Inteligência Artificial e submissões jurídicas, como usar dados com responsabilidade

21 de outubro de 2025

Por Priscilla Adaime

Foto Inteligência Artificial e submissões jurídicas, como usar dados com responsabilidade

No primeiro artigo desta série, falamos sobre a transformação digital dos diretórios jurídicos e como a inteligência artificial está redesenhando o conceito de reputação no mercado, mas há um ponto crucial que começa a emergir dessa nova realidade, o uso ético dos dados. Com cada vez mais informações sendo processadas por sistemas automatizados, os escritórios enfrentam um desafio delicado: aproveitar o poder da tecnologia sem colocar em risco a confidencialidade que sustenta a própria credibilidade da advocacia.

A inteligência artificial pode, de fato, revolucionar o processo de submissão. Ela organiza, analisa e identifica padrões que antes dependiam de longas planilhas e esforços manuais. Modelos de linguagem e plataformas analíticas permitem mapear histórico de casos, volume de demandas e até frequência de citações em diretórios e publicações especializadas. No entanto, quanto mais precisos os dados, maior o risco de exposição.
O grande dilema é saber onde termina a eficiência e onde começa a violação do sigilo.

Ferramentas de IA abertas, como ChatGPT ou Gemini, não são adequadas para processar informações sensíveis. Quando um escritório insere dados de casos concretos, nomes de clientes ou detalhes confidenciais em plataformas públicas, ele compartilha essas informações com sistemas que armazenam, processam e, em alguns casos, treinam novos modelos com base nesses insumos. Isso significa que qualquer dado inserido pode, em teoria, ser replicado ou acessado de forma indevida, o que contraria diretamente os princípios éticos e as normas da OAB sobre confidencialidade profissional.

A alternativa é adotar soluções internas e seguras. Escritórios que desejam usar inteligência artificial em suas estratégias de submissão devem investir em modelos fechados, com servidores privados, controle de acesso e criptografia ponta a ponta. Além disso, é essencial definir protocolos de anonimização, substituindo informações sensíveis por descrições genéricas e estruturadas.

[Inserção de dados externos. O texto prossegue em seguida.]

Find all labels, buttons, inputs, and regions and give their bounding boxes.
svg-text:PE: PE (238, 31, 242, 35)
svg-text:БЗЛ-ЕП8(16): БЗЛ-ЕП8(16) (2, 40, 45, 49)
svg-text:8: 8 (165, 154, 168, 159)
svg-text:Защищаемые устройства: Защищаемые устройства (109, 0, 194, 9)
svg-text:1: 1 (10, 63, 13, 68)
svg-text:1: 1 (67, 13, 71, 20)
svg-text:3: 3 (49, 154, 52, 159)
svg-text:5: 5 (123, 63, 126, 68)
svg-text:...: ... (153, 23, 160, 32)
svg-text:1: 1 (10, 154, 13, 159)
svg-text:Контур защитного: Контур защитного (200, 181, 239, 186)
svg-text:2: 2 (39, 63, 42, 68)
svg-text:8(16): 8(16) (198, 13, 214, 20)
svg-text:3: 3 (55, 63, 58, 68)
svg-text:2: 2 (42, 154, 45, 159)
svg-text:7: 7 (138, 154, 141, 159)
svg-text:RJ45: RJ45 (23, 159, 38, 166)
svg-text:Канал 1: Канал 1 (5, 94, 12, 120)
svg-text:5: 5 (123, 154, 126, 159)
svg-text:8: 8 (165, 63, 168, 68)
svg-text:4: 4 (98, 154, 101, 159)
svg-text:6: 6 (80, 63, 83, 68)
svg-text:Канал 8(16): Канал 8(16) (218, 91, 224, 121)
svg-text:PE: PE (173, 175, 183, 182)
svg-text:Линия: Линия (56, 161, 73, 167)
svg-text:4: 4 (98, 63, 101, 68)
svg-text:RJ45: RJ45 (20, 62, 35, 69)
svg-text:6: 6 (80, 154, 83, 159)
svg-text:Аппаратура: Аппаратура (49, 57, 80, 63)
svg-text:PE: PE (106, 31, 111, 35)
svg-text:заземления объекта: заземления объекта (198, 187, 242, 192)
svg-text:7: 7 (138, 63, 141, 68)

Por exemplo, em vez de citar “processo envolvendo a empresa X”, o texto pode referir-se a “uma companhia de grande porte do setor industrial”. Essa prática protege o cliente, sem comprometer o valor estratégico da submissão.

Mais do que uma questão técnica, trata-se de gestão de risco reputacional. Um escritório que expõe dados de clientes, mesmo de forma não intencional, coloca em jogo não apenas a confiança conquistada, mas também sua elegibilidade em rankings e premiações. Os próprios diretórios vêm reforçando políticas de segurança, exigindo maior transparência sobre as fontes de informação e o tratamento de dados. O uso indevido de IA pode, portanto, gerar consequências sérias, inclusive a desclassificação em pesquisas ou restrições futuras de submissão.

Por outro lado, quando utilizada de forma ética e estruturada, a tecnologia pode ser uma aliada poderosa. Softwares de automação seguros ajudam a consolidar indicadores de performance, monitorar menções na mídia e cruzar dados de ranqueamentos anteriores, oferecendo uma visão mais completa da reputação do escritório. A IA, nesse contexto, deixa de ser um risco e passa a ser um instrumento de inteligência estratégica, capaz de transformar informação em vantagem competitiva, sem comprometer a essência da advocacia.

O futuro das submissões jurídicas não será apenas mais rápido, mas mais consciente. A combinação entre tecnologia e ética determinará quais escritórios conquistarão reconhecimento de forma sustentável. Em um mercado em que reputação e confiança valem mais do que qualquer métrica, os dados só terão valor quando forem usados com responsabilidade.